Rio de Janeiro - O efeito da desvalorização do dólar na rentabilidade das exportações brasileiras é visto com preocupação pelo Banco Nacional de Desenvolvimento Econômico e Social (BNDES), revelou o presidente do banco, Luciano Coutinho. ''Do nosso ponto de vista, há uma preocupação com a apreciação da taxa de câmbio, que não só afeta setores manufaturados neste momento, mas até mesmo alguns setores competitivos, cujos preços internacionais não estão tão favoráveis'', admitiu.
O executivo, porém esquivou-se de especulações sobre novas medidas de apoio aos exportadores, com utilização de recursos do banco. Ressaltando que a União já produziu ''medidas no passado recente'' para auxiliar o setor exportador a passar pela crise, ele fez questão de ressaltar que decisões desse tipo cabem apenas ao Ministério da Fazenda.

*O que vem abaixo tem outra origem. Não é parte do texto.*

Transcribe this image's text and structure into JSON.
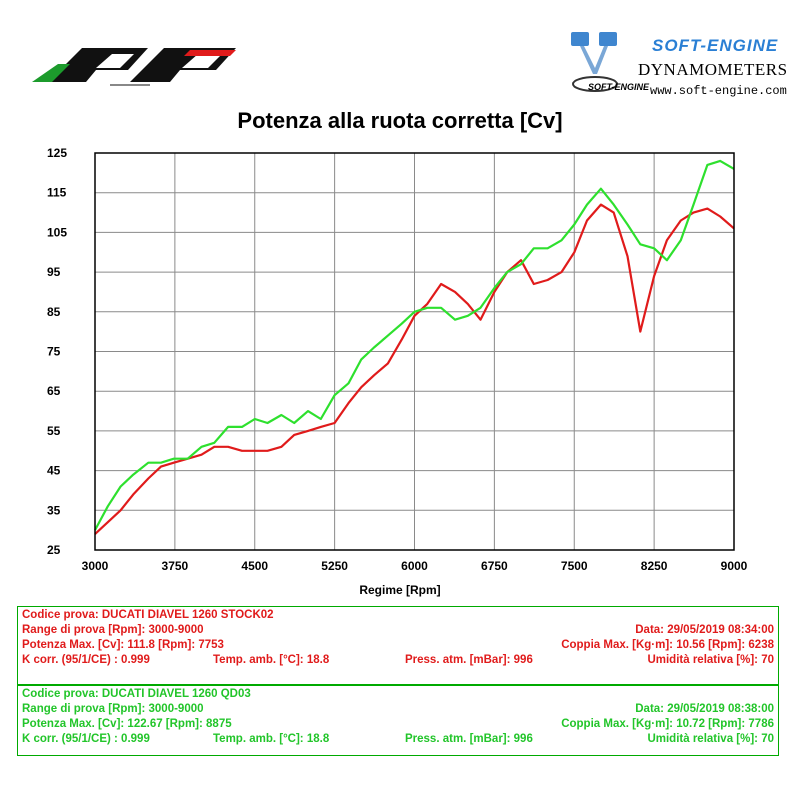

No fim do ano passado, período de maior impacto da crise sobre o comércio internacional, o governo anunciou um reforço de R$ 5 bilhões na linha pré-embarque do BNDES, que financia produção de bens de capital destinados à exportação. A medida destinava-se a suprir a estiagem do crédito privado com o desaparecimento da oferta dos Adiantamentos de Contratos de Câmbio (ACCs). Em junho deste ano, uma nova medida de auxílio reduziu, até 31 de dezembro, as taxas de juros nos financiamento à aquisição de máquinas e equipamentos.
Em entrevista durante o 11º Congresso de Agribusiness, realizado ontem no Rio, Coutinho foi enfático ao comentar sobre a perda de impacto da crise global na economia brasileira: ''A crise já passou. Agora é investir'', disse. ''O objetivo agora é estimular a difusão do investimento, e outra vez torná-lo a principal força de liderança do crescimento brasileiro'', concluiu.
Também presente ao evento, o ex-ministro da Agricultura e coordenador do Centro de Agronegócio da Fundação Getúlio Vargas (FGV) Roberto Rodrigues defendeu uma estratégia ampla e abrangente do governo para ajudar os exportadores neste momento de apreciação do real.
Entre as medidas defendidas por Rodrigues para aliviar a pressão sobre as exportações estão: desoneração tributária; concessão de crédito mais barato para as empresas exportadoras; e compra de dólar pelo governo. ''Estas medidas são paliativas. Precisamos de uma estratégia ampla e abrangente, que não seja torcer para que o dólar tenha mais valor'', afirmou Rodrigues.
Coutinho anunciou hoje que os empréstimos do BNDES para a agropecuária podem encerrar este ano com volume superior a R$ 18 bilhões, acima do total de R$ 16 bilhões alocados para o setor no ano passado. Até outubro deste ano, os financiamentos para o setor agropecuário acumulam, em 12 meses, montante de R$ 16,9 bilhões.